Bonding with Chio-Tian
At a loss, he took his wife and kids on a vacation to Disneyland in Tokyo, and he suddenly saw the two Chinese characters for dintao. “Previously, my impression of dintao performance arts came from the glimpses I had of them at temple fairs, but immediately I had an intuition that there would surely be a good story to tell in material so close to the common people’s beliefs and lives.”
When he returned to Taiwan, he threw himself into fieldwork, which brought him into contact with the Chio-Tian Folk Drum & Arts Troupe in Taichung. He hit it off with troupe leader Hsu Chen-jung, a man who had pulled himself up from humble beginnings.
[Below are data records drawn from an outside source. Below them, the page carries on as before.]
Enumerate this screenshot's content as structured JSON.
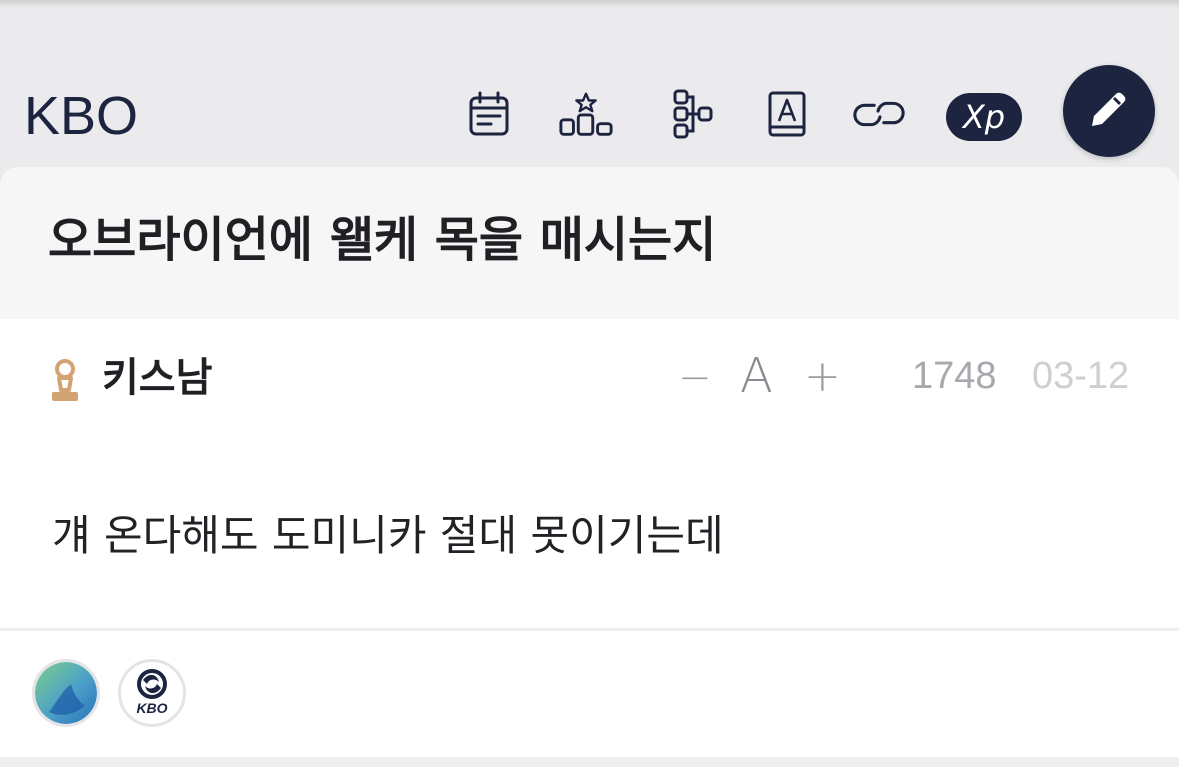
{
  "header": {
    "brand": "KBO",
    "icons": [
      "calendar-icon",
      "ranking-icon",
      "bracket-icon",
      "dictionary-icon",
      "link-icon"
    ],
    "xp_label": "Xp",
    "write_button_icon": "pencil-icon",
    "accent_color": "#1c2440",
    "background_color": "#ebebed"
  },
  "post": {
    "title": "오브라이언에 왤케 목을 매시는지",
    "author": "키스남",
    "rank_icon": "pawn-rank-icon",
    "rank_color": "#d4a373",
    "font_controls": {
      "decrease": "−",
      "label": "A",
      "increase": "+"
    },
    "views": "1748",
    "date": "03-12",
    "body": "걔 온다해도 도미니카 절대 못이기는데"
  },
  "reactions": {
    "avatars": [
      {
        "name": "green-blue-avatar"
      },
      {
        "name": "kbo-badge-avatar",
        "badge_text": "KBO"
      }
    ]
  }
}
Twenty years ago, at the Immortal Maiden of the Ninth Heaven Temple in Taichung’s Mt. Dadu, Hsu brought together some young dropouts to form the Chio-Tian troupe. At first the group was looked upon warily by outsiders, who regarded them as a bunch of hooligans. But Hsu insisted that members would have to enroll in school before they could train on the drums. Moreover, he punished anyone who cut classes, swore or fought. In the process, he provided a way for a lot of boisterous young men who weren’t academically oriented to turn over new leaves. After many years of hard work and praise from all quarters, the group gradually turned into a professional performing arts troupe that nowadays frequently performs at celebrations both in Taiwan and abroad.
As it provides a sense of substance and essence of the troupe, the film explains how this offbeat group persevered through adversity for over a decade.
Every year, in the seventh lunar month, members of the troupe shoulder the Prince Nezha deity and embark on a pilgrimage that circles the island. Last year, during the period documented by the film, the troupe took an unprecedented seven-day, 250-kilometer walk through the Sahara Desert.
“I asked Hsu, ‘Why do you have to make it so hard for yourselves?’ And he responded: ‘I want to have a troupe like no other. What’s more, dintao has always been about pushing boundaries.’ I took this spirit and inserted it into the film. Just they as put themselves on the line with hard physical training, I wanted to push myself to capture their real essence, not mouth cheesy slogans.”
The most serious line in the film—“We want to create a dintao troupe that gets people’s respect and that doesn’t require us to shave, put on makeup and dress up as deities”—is a line that gets to the heart of Fung’s thoughts about the true essence of Chio-Tian.
Playing troupe members who were very close, the actors themselves grew to be much like a family during the shooting. The cast included consummate professionals such as Chen Bozheng, Ke Shuqin, Zheng Zhiwei (right photo, first to third from left), and Liao Jun (facing page bottom photo, first right in front row).